Through the years, our Dana Foundation publications have often focused on both Parkinson’s disease and Alda’s passion to better communicate science to the public, which is part of our mission as well.

In 2015, about the same time that Alda learned he had Parkinson’s, I wrote “Alda Crushes It,” a blog on Alda’s lecture at Columbia University, entitled “Getting Behind a Blind Date with Science.” In this captivating lecture, co-sponsored by Dana and the Kavli Foundation, he talked about why he had co-founded his own center for science communication at Stony Brook University and how he had been inspired by his time as host of Scientific American Frontiers, a PBS program that explored any number of topics. He was engaging, insightful, and his enthusiasm was contagious.

A year later the publication I edit, Cerebrum, reviewed Alda’s new book If I Understood You, Would I Have This Look on My Face.

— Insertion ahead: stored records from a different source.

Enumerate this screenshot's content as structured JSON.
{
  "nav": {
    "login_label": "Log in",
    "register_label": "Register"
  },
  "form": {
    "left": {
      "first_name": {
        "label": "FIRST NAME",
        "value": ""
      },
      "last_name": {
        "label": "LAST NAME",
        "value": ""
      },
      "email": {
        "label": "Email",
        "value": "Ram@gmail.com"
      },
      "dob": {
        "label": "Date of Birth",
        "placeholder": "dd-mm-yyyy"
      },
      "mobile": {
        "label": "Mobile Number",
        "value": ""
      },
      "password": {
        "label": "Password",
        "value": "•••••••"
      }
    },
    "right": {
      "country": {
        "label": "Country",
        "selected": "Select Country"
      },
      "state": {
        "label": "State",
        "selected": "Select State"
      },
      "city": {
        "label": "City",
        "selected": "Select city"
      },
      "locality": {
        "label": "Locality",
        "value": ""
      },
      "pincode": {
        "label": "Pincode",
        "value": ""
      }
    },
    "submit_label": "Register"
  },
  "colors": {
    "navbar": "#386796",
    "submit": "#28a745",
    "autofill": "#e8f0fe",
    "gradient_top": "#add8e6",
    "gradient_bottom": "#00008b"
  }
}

We asked Eric Chudler, a neuroscientist at the University of Washington and the executive director of the Center for Sensorimotor Neural Engineering in Seattle, to tell us what he thought. Chudler wrote: “With humor and a clear, concise, and never stilted writing style, Alda takes readers on his journey to help experts convey neuroscience and other complex scientific topics to a variety of audiences.”